Talk about keeping a stiff upper lip! Sophia must have 5 pounds of starch in her's because she shares her tale of woe in such a cool calm and detached manner you'd think that she's a Stepford Wife, London division. 

Sophia marries fellow artist Charles despite his family's objections. They're poor and Charles won't work because he's an artist! What follows next is poverty! Babies! An abortion! Adultery with Snidely Whiplash! An illegitimate child! Scarlet fever! Divine punishment! A divorce! Single motherhood! Indentured servitude (kind of)! And then the unrealistic happy ending!   

Comyns description of the birthing process for the poors in a big London hospital, no matter how detached Sophia comes across as being, sounds like a sticky circle in hell designed to shame women for having sex. According to a note in the foreword the chapter dealing with Sophia giving birth is all true. Ick! Nast! 

I appreciate Comyns keeping the tone "*shrug* and so that happened... and then this happened next. *shrug*" because this is actually a sad and horrific story and in the wrong hands it could have been an annoying girly melodrama. Instead of "you rat bastard!" moments, we get a lot of polite moments of intense dislike.

I've personally been on the business end of that cool detached and disinterested English stoicism and it can be frustrating to the point you want to punch that stoic bastard the hell out, so if you need yelling, banshee like wailing and a lot of face slapping in your stories of love gone wrong, then this is not the book for you.

Sunday, January 24, 2016

The Girl Can't Help It




Susan Garth is 16 years old and like most 16 year olds she has problems. Her father may have killed her mother, someone may have tried to rape her and she just might be possessed by Satan or she may just be crazy. 

Father Gregory is a priest rooted in logic and psychology, he likes to drink and he might be a heretic because he doesn't believe in Satan. 

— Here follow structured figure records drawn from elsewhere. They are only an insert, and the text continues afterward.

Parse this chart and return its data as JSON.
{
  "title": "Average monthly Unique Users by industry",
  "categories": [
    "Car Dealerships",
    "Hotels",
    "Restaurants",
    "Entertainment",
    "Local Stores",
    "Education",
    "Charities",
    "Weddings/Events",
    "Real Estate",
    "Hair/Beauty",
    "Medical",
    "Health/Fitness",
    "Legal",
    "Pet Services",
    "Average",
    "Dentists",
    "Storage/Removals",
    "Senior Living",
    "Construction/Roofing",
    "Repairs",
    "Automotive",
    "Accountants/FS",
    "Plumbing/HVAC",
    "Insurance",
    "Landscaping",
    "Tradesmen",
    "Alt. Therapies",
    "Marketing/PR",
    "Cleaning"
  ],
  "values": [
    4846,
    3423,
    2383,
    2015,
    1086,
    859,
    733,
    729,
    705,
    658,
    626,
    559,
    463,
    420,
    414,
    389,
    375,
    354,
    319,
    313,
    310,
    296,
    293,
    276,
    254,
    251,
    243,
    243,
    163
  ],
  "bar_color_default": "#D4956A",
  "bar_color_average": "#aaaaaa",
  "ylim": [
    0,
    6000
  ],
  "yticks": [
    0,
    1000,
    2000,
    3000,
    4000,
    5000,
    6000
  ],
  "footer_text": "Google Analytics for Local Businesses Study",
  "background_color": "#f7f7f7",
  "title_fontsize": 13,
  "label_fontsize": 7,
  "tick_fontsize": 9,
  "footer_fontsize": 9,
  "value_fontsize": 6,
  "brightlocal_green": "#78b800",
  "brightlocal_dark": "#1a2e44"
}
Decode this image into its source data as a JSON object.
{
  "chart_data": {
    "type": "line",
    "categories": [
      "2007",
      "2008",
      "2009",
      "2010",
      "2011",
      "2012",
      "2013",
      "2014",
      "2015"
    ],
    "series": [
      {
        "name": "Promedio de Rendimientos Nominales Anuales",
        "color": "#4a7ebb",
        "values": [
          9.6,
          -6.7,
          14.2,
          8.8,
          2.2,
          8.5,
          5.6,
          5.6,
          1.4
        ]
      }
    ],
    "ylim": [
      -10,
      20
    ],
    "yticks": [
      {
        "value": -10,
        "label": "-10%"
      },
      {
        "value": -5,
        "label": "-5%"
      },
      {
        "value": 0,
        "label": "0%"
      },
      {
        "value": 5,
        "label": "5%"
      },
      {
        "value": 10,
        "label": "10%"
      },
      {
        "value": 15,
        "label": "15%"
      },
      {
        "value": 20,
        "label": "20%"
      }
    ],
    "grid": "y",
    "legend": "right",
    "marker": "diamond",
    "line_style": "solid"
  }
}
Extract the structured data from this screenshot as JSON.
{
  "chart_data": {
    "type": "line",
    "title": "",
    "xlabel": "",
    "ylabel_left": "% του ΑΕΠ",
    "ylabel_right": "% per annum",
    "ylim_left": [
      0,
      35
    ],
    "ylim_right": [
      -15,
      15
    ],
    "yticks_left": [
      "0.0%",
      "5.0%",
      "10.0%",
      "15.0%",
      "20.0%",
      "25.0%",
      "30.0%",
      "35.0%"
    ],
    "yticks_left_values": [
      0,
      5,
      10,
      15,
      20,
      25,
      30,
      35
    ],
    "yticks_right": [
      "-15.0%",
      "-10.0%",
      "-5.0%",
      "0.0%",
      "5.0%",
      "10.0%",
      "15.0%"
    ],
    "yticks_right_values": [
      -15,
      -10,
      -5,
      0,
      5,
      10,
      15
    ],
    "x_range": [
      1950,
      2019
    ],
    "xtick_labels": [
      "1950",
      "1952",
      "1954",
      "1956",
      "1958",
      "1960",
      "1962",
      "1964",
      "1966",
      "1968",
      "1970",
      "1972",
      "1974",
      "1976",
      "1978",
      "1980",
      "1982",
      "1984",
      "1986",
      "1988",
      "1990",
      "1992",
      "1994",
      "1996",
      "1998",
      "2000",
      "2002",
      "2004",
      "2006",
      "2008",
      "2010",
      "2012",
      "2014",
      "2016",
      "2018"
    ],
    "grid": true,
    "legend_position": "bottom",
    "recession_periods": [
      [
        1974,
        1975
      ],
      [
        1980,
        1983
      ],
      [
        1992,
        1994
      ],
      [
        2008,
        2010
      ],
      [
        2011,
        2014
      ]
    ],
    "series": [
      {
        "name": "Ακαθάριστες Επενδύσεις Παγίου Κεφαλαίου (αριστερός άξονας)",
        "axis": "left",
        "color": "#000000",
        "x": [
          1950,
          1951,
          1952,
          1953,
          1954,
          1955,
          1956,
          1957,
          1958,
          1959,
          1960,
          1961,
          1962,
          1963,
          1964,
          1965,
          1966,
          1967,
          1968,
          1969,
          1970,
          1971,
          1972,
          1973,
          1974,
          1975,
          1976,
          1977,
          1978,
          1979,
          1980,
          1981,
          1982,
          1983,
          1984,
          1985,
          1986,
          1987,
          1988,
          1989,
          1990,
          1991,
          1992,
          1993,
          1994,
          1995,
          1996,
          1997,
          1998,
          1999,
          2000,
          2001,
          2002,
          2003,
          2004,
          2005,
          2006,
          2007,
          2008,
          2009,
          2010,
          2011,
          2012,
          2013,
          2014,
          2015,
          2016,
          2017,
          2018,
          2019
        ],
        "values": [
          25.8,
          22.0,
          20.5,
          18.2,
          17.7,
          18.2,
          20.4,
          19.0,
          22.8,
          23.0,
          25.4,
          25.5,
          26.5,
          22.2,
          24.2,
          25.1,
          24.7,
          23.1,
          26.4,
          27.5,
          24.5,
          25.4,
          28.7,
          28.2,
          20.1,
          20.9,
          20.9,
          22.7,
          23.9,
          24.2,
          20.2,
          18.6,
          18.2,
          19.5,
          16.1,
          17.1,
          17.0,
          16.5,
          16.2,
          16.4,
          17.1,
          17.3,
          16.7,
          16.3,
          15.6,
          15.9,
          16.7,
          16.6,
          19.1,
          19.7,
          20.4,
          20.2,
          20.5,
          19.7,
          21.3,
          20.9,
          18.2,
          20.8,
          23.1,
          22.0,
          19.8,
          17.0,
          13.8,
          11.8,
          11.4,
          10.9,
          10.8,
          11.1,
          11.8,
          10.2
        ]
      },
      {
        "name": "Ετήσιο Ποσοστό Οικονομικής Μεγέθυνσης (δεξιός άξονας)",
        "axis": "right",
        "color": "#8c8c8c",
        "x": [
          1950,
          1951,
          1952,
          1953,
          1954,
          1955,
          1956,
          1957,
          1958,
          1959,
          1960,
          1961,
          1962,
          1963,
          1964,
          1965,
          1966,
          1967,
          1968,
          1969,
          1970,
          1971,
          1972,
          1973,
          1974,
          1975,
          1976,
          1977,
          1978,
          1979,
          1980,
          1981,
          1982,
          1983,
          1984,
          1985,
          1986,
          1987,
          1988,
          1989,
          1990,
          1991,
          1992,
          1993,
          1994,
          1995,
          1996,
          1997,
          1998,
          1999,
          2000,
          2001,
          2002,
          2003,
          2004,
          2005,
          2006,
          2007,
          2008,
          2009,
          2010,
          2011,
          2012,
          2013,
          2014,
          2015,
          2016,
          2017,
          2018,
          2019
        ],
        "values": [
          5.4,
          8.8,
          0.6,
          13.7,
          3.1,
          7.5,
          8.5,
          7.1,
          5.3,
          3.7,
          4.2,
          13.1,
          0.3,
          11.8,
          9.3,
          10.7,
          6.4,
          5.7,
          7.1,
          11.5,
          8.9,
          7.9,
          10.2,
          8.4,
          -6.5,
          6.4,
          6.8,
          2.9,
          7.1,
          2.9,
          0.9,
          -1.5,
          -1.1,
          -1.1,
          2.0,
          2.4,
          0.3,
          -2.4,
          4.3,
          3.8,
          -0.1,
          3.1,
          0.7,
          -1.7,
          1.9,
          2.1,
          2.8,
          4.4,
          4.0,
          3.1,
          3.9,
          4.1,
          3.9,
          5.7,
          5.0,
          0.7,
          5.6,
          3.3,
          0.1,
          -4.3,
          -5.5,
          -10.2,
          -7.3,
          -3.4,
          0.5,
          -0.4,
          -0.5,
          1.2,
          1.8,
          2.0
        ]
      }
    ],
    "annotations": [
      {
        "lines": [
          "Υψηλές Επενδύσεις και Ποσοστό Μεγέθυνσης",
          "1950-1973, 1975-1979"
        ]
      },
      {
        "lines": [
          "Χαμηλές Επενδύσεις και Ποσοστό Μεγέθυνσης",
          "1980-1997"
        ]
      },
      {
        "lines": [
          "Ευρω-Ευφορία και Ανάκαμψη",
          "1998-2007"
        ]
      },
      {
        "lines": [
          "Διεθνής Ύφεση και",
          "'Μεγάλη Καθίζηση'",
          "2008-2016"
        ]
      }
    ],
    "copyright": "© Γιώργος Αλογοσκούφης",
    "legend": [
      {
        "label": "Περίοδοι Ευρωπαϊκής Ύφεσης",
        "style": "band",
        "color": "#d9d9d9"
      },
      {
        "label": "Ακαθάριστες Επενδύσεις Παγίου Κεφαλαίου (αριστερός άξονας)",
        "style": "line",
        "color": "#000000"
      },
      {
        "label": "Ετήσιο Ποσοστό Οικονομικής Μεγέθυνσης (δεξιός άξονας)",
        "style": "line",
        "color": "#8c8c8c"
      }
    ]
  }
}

When Father Gregory gets reassigned to a parish in a small town as punishment for being drunk while performing last rites he meets Susan Garth a clearly troubled teen who is afraid of going to hell. She's refusing to attend church and she got naked and attacked the priest who ran the parish previously to him. Father Gregory thinks she needs psychological help but Bishop Crimmings is convinced that she's possessed after a game of "is that a half dollar, quarter or rosary crucifix on your arm?" ends in a painful burn. 

Exorcisms seem to be boring, besides vomiting and uttering the word "shit" not much happens and I felt that same sense of boredom when I read The Exorcist. I guess exorcisms in general are boring affairs.

Russell populates this book with minor characters who's only purpose is that of filler, they really do nothing to move the story along. 

I don't know if this book was considered frightening or shocking in 1962 but I do know that in 2016 its neither.

Sunday, January 3, 2016

No Cute Animal Stories To Be Found Here



Poor Alice, her life is no wonderland. Her father is a cruel and abusive man and after her mother's death Alice becomes a full time servant for her father and his live in strumpet, Rosa. Her father so despises her that he sends her off to be the companion of his former assistant's mother in the hopes that he never has to see her again. After a distressing episode Alice learns she has a special talent and when she has to return to her father's home he learns of it too and decides to exploit it to a disastrous end. 

This was my first time reading Barbara Comyns and what a good introduction it was.